Construction and characterization of a bacterial artificial chromosome library for the hexaploid wheat line 92R137

Abstract

For map-based cloning of genes conferring important traits in the hexaploid wheat line 92R137, a bacterial artificial chromosome (BAC) library, including two sublibraries, was constructed using the genomic DNA of 92R137 digested with restriction enzymes HindIII and BamHI. The BAC library was composed of total 765,696 clones, of which 390,144 were from the HindIII digestion and 375,552 from the BamHI digestion. Through pulsed-field gel electrophoresis (PFGE) analysis of 453 clones randomly selected from the HindIII sublibrary and 573 clones from the BamHI sublibrary, the average insert sizes were estimated as 129 and 113 kb, respectively. Thus, the HindIII sublibrary was estimated to have a 3.01-fold coverage and the BamHI sublibrary a 2.53-fold coverage based on the estimated hexaploid wheat genome size of 16,700 Mb. The 765,696 clones were arrayed in 1,994 384-well plates. All clones were also arranged into plate pools and further arranged into 5-dimensional (5D) pools. The probability of identifying a clone corresponding to any wheat DNA sequence (such as gene Yr26 for stripe rust resistance) from the library was estimated to be more than 99.6%. Through polymerase chain reaction screening the 5D pools with Xwe173, a marker tightly linked to Yr26, six BAC clones were successfully obtained. These results demonstrate that the BAC library is a valuable genomic resource for positional cloning of Yr26 and other genes of interest.

Figure 1

Partial digestion of DNA in half plugs. Lanes 1–8 contain DNA samples digested with restriction enzyme at the increasingly higher concentrations. (a) Partial digestions of half DNA plugs with serial dilutions of HindIII at 37°C for 30 min. (b) Partial digestions of half DNA plugs with serial dilutions of BamHI at 37°C for 30 min. Plug pieces were separated on 1% agarose gel in 0.5x TBE and run in the CHEF DR-III System (Bio-Rad) at 6 V/cm, 1–50 s switch time, linear ramp, 120° angle at 14°C for 18 h.
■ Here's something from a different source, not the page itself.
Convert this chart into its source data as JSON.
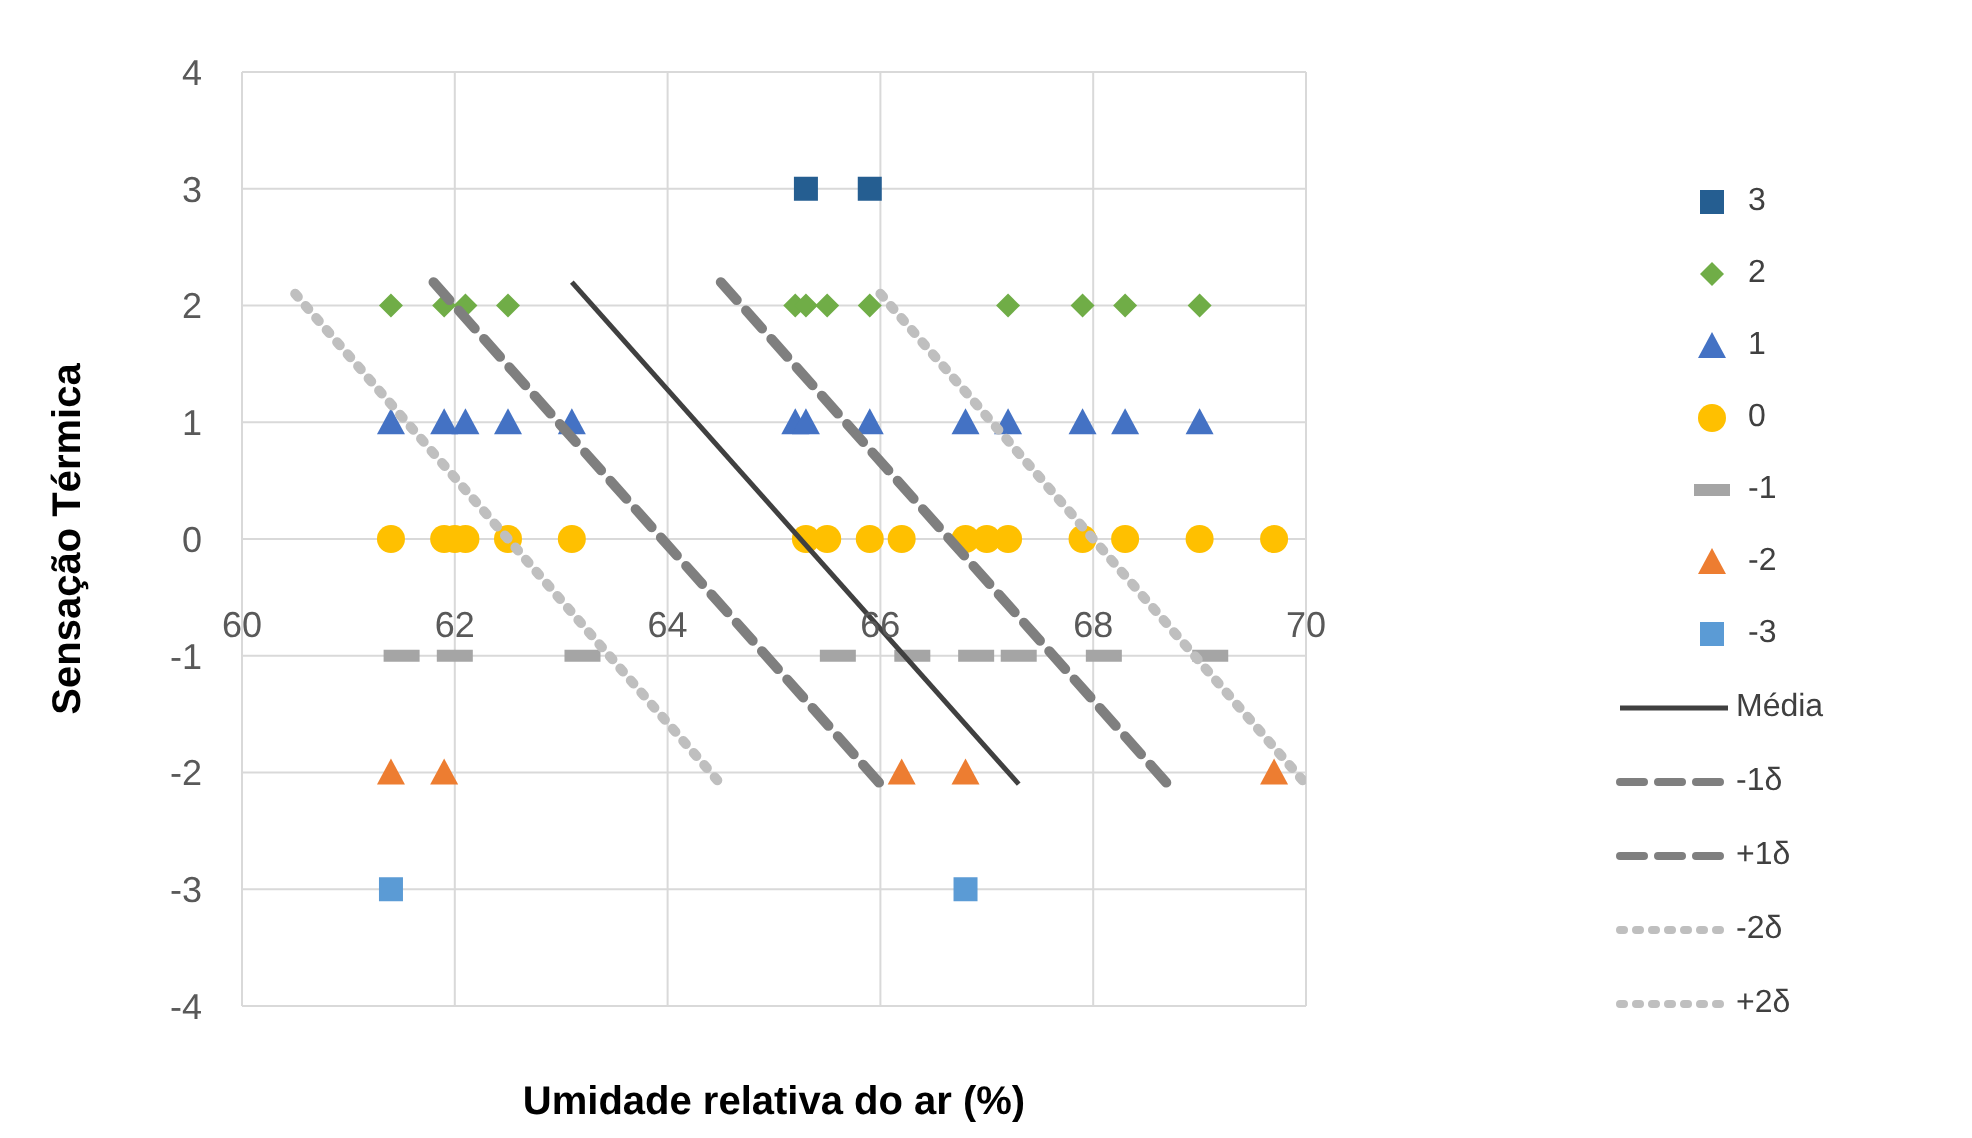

M: the λ PFG marker.

Figure 2

Size selections of the partially digested products of genomic DNA of wheat line 92R137. (a) The first size selection of the partially digested products of genomic DNA. Plug pieces were separated on 1% agarose gel in 0.5x TBE buffer and run in a CHEF DR-III System (Bio-Rad) at 6 V/cm, 1–50 s switch time, linear ramp, 120° angle at 14°C for 18 h. (b) The second size selection of the partially digested products of genomic DNA. The first size selected fractions were separated on 1% agarose gel in 0.5x TBE buffer and run at 6 V/cm 3–5 s switch time, linear ramp, 120° angle at 14°C for 18 h. M: the λ PFG marker.

Figure 3

NotI digests of plasmids from randomly selected white colonies. The enzyme-digested products of selected plasmids with NotI were loaded onto 1% agarose in 0.5x TBE CHEF gel, 6 V/cm, 5–15 s pulse time for 16 h at 14°C. M: the λ PFG marker.

Figure 4

Insert size distribution of randomly selected BAC clones including 453 clones constructed with HindIII (open bars) and 573 clones constructed with BamHI (solid bars).

Figure 5

Screening of the BAC library with the Yr26-linked marker Xwe173. (a) Screening of BAC plate pools. A 451-bp band was amplified in positive control 92R137 with Xwe173. Two positive BAC plates, H186 (constructed with HindIII) and B634 (constructed with BamHI), were identified. (b) Six BAC clones (H186H13, H186E15, B634C10, B634C11, B634D10, and B634E10), which were identified from plates H186 and B634, were confirmed to contain Xwe173.